近年、あらゆる業種でSaaSの導入が加速しています。SaaS(Software as a Service)とは、インターネットを通じて提供されるクラウド型のソフトウェアです。営業管理や会計処理、在庫管理や人事労務まで、SaaSを活用すれば中小企業でも高度なシステムを使えるようになりました。導入のハードルは格段に下がり、以前のように数千万円規模のシステム投資を覚悟する必要もありません。

一方で、「SaaSを導入したのに、思ったほど成果が出ない」という声も少なくありません。その背景には、共通するアンチパターン(よくある失敗のパターン)があります。とくに多いのが「自社の業務を整理せず、今の業務に合ったSaaSを探す」というケースです。今ある業務のやり方をそのまま固定してしまうと、それにピッタリ合うSaaSに出会うことは難しく、いつまでも探し続けることになりがちです。

確かに、自社に適したSaaSを選ぶことは大切です。ただし、「現在の業務を一切変えない」ことを前提にした探し方では、最適解にたどり着くことはほぼ不可能です。むしろSaaS選びが迷走し、導入後も「やっぱり使いにくい」と不満が残りやすくなります。

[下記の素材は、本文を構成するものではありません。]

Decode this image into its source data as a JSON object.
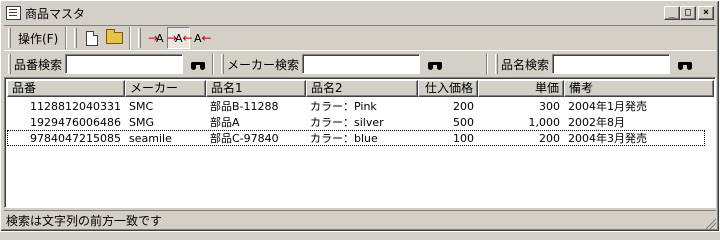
{
  "window": {
    "title": "商品マスタ",
    "minimize_glyph": "_",
    "maximize_glyph": "□",
    "close_glyph": "×"
  },
  "toolbar": {
    "operation_menu_label": "操作(F)",
    "button_a1": "A",
    "button_a2": "A",
    "button_a3": "A"
  },
  "search": {
    "part_number_label": "品番検索",
    "part_number_value": "",
    "maker_label": "メーカー検索",
    "maker_value": "",
    "name_label": "品名検索",
    "name_value": ""
  },
  "table": {
    "columns": [
      "品番",
      "メーカー",
      "品名1",
      "品名2",
      "仕入価格",
      "単価",
      "備考"
    ],
    "rows": [
      [
        "1128812040331",
        "SMC",
        "部品B-11288",
        "カラー：Pink",
        "200",
        "300",
        "2004年1月発売"
      ],
      [
        "1929476006486",
        "SMG",
        "部品A",
        "カラー：silver",
        "500",
        "1,000",
        "2002年8月"
      ],
      [
        "9784047215085",
        "seamile",
        "部品C-97840",
        "カラー：blue",
        "100",
        "200",
        "2004年3月発売"
      ]
    ]
  },
  "status": {
    "text": "検索は文字列の前方一致です"
  }
}
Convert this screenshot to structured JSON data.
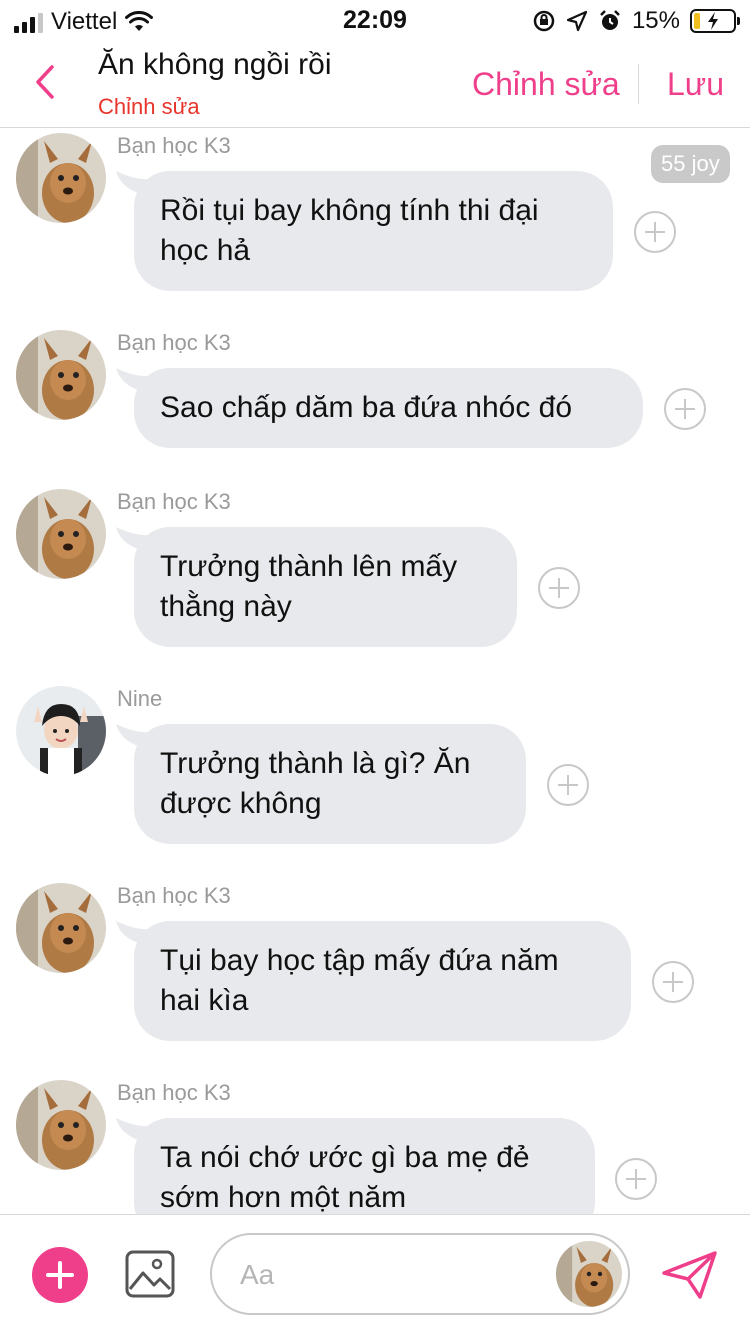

本記事では、このアンチパターンがどのような経緯で生まれるのか、そして成功させるためには何から始めるべきなのかを解説していきます。

執筆者:武内 俊介
税理士、業務設計士、リベロ・コンサルティング代表
金融のシステム企画部門、会計事務所、数社のスタートアップのバックオフィスを経て、独立。
既存の業務やシステムの使用方法を徹底的にヒアリングしながら、最適な業務フローとシステムの構成を設計し、業務からシステムまで再構築の実績多数。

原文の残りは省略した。